Once you confirmed it’s working by running it manually a few times the best practice is to invoke it automatically and regularly by setting up crontab. The different levels of rotations should be run at different daytimes, e.g. run the yearly one at 3:10 am (once a year), the monthly one at 3:20 am (once a month) and so on. The hourly rotation should be scheduled a few minutes before the new backup on the laptop runs – e.g. run the hourly rotation at 10 mins before the top of the hour if the backup script on the source device (laptop) runs at the full hour.

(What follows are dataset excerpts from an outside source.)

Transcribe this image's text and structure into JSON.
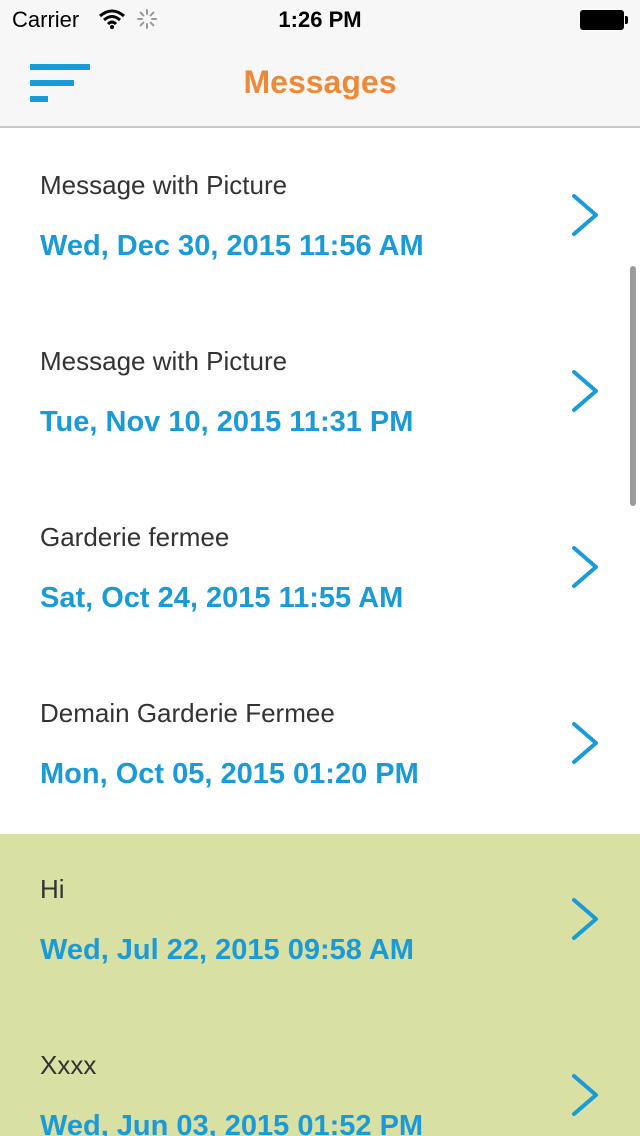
{
  "status_bar": {
    "carrier": "Carrier",
    "time": "1:26 PM"
  },
  "nav": {
    "title": "Messages",
    "menu_icon": "menu-icon",
    "title_color": "#ec8a3a",
    "accent_color": "#1a9ad6"
  },
  "messages": [
    {
      "title": "Message with Picture",
      "date": "Wed, Dec 30, 2015 11:56 AM",
      "highlighted": false
    },
    {
      "title": "Message with Picture",
      "date": "Tue, Nov 10, 2015 11:31 PM",
      "highlighted": false
    },
    {
      "title": "Garderie fermee",
      "date": "Sat, Oct 24, 2015 11:55 AM",
      "highlighted": false
    },
    {
      "title": "Demain Garderie Fermee",
      "date": "Mon, Oct 05, 2015 01:20 PM",
      "highlighted": false
    },
    {
      "title": "Hi",
      "date": "Wed, Jul 22, 2015 09:58 AM",
      "highlighted": true
    },
    {
      "title": "Xxxx",
      "date": "Wed, Jun 03, 2015 01:52 PM",
      "highlighted": true
    }
  ],
  "colors": {
    "highlight_row": "#d8e0a4",
    "date_text": "#1a9ad6",
    "title_text": "#333333"
  }
}
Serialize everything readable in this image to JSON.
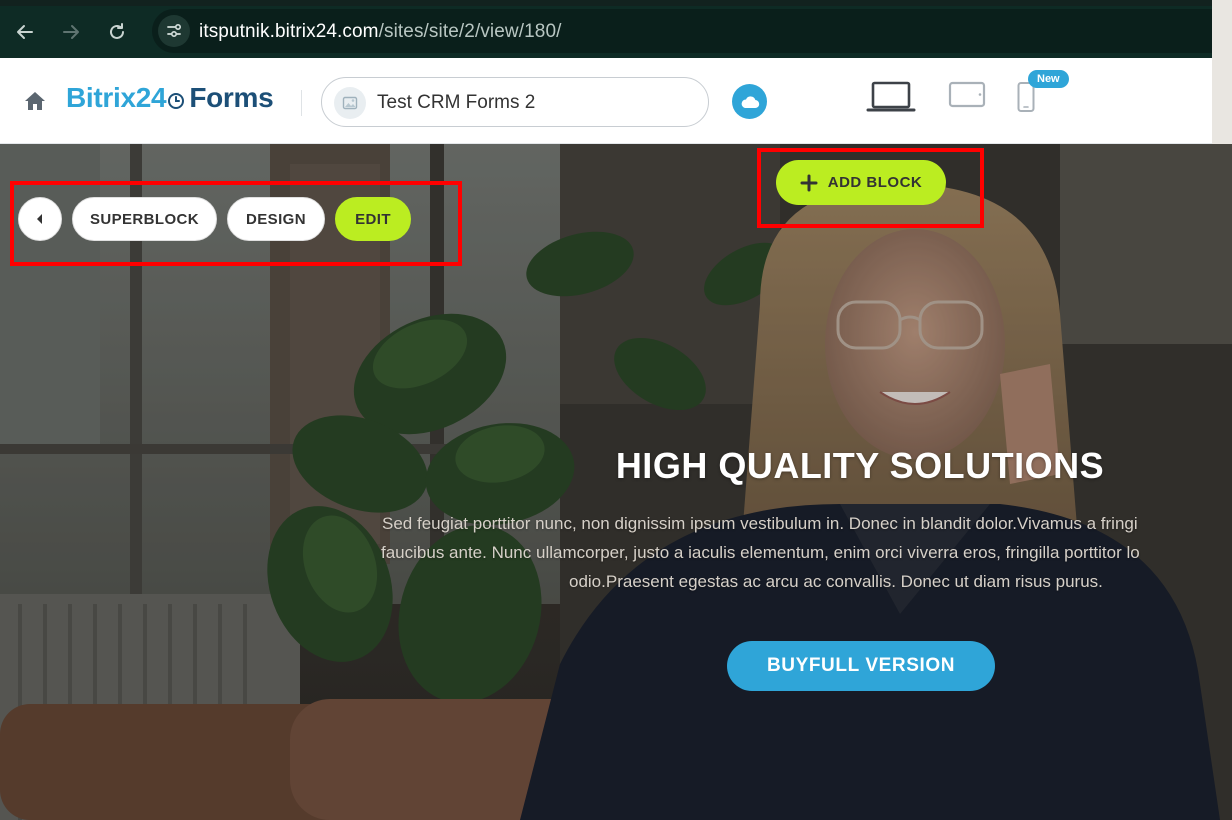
{
  "browser": {
    "url_host": "itsputnik.bitrix24.com",
    "url_path": "/sites/site/2/view/180/"
  },
  "app": {
    "logo_brand": "Bitrix24",
    "logo_product": "Forms",
    "site_name": "Test CRM Forms 2",
    "new_badge": "New"
  },
  "toolbar": {
    "superblock_label": "SUPERBLOCK",
    "design_label": "DESIGN",
    "edit_label": "EDIT",
    "add_block_label": "ADD BLOCK"
  },
  "hero": {
    "title": "HIGH QUALITY SOLUTIONS",
    "text_lines": [
      "Sed feugiat porttitor nunc, non dignissim ipsum vestibulum in. Donec in blandit dolor.Vivamus a fringi",
      "faucibus ante. Nunc ullamcorper, justo a iaculis elementum, enim orci viverra eros, fringilla porttitor lo",
      "odio.Praesent egestas ac arcu ac convallis. Donec ut diam risus purus."
    ],
    "button_label": "BUYFULL VERSION"
  },
  "colors": {
    "accent_green": "#bbed21",
    "accent_blue": "#2fa5d8",
    "logo_dark": "#1c4f77",
    "highlight_red": "#ff0000"
  },
  "icons": [
    "back-arrow-icon",
    "forward-arrow-icon",
    "reload-icon",
    "site-info-icon",
    "home-icon",
    "clock-icon",
    "image-icon",
    "cloud-icon",
    "laptop-icon",
    "tablet-icon",
    "phone-icon",
    "caret-left-icon",
    "plus-icon"
  ]
}
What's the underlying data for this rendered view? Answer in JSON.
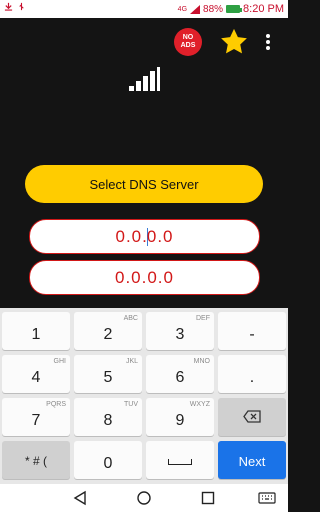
{
  "status_bar": {
    "battery": "88%",
    "time": "8:20 PM",
    "network": "4G"
  },
  "app_bar": {
    "noads_line1": "NO",
    "noads_line2": "ADS",
    "icons": [
      "noads-icon",
      "star-icon",
      "kebab-menu-icon"
    ]
  },
  "main": {
    "signal_icon": "signal-bars-icon",
    "select_button": "Select DNS Server",
    "dns1_part1": "0.0.",
    "dns1_part2": "0.0",
    "dns2": "0.0.0.0"
  },
  "keyboard": {
    "rows": [
      [
        {
          "num": "1",
          "sub": ""
        },
        {
          "num": "2",
          "sub": "ABC"
        },
        {
          "num": "3",
          "sub": "DEF"
        },
        {
          "num": "-",
          "sub": ""
        }
      ],
      [
        {
          "num": "4",
          "sub": "GHI"
        },
        {
          "num": "5",
          "sub": "JKL"
        },
        {
          "num": "6",
          "sub": "MNO"
        },
        {
          "num": ".",
          "sub": ""
        }
      ],
      [
        {
          "num": "7",
          "sub": "PQRS"
        },
        {
          "num": "8",
          "sub": "TUV"
        },
        {
          "num": "9",
          "sub": "WXYZ"
        },
        {
          "num": "",
          "sub": ""
        }
      ],
      [
        {
          "num": "* # (",
          "sub": ""
        },
        {
          "num": "0",
          "sub": ""
        },
        {
          "num": "",
          "sub": ""
        },
        {
          "num": "Next",
          "sub": ""
        }
      ]
    ]
  },
  "colors": {
    "accent_yellow": "#ffcc00",
    "field_red": "#d21818",
    "next_blue": "#1a73e8"
  }
}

Just one example for cron (setup via sudo crontab -e):
20 * * * * /root/backup-archive.sh hourly 25 3 * * * /root/backup-archive.sh daily 30 4 * * 1 /root/backup-archive.sh weekly 35 4 1 * * /root/backup-archive.sh monthly 40 4 1 1 * /root/backup-archive.sh yearly
Retrieve files
You can mount your remote backup via sshfs
to a local, existing folder called backup
with something like:
sshfs tom@storage.alpha:/mnt/backup/laptop/tom/ ~/backup -o idmap=user -o uid=$(id -u) -o gid=$(id -g)
To see your mouted drives and the backup use the df
command.
Just in case there are directories contained which were encrypted with gocryptfs
, you can decrypt them with (assuming the directory decrypt
already exists; replace ‚my backup‘ with your encrypted folder):
gocryptfs -ro ~/backup/'my backup' ~/decrypt
Once done you can unmount your directories (either gocryptfs
or sshfs) with:
fusermount -u ~/backup
Final thoughts
This backup setup and the two shell scripts are quite simplistic and in no way elaborated – but the whole thing just works. It’s also worth mentioning that there are applications around that effectively implement something pretty similar; one example being the ‚rsnapshot‘ tool. Personally, I prefer to do it myself though as this gives much more flexibility control, I can learn something – and it’s just plain fun to see it working.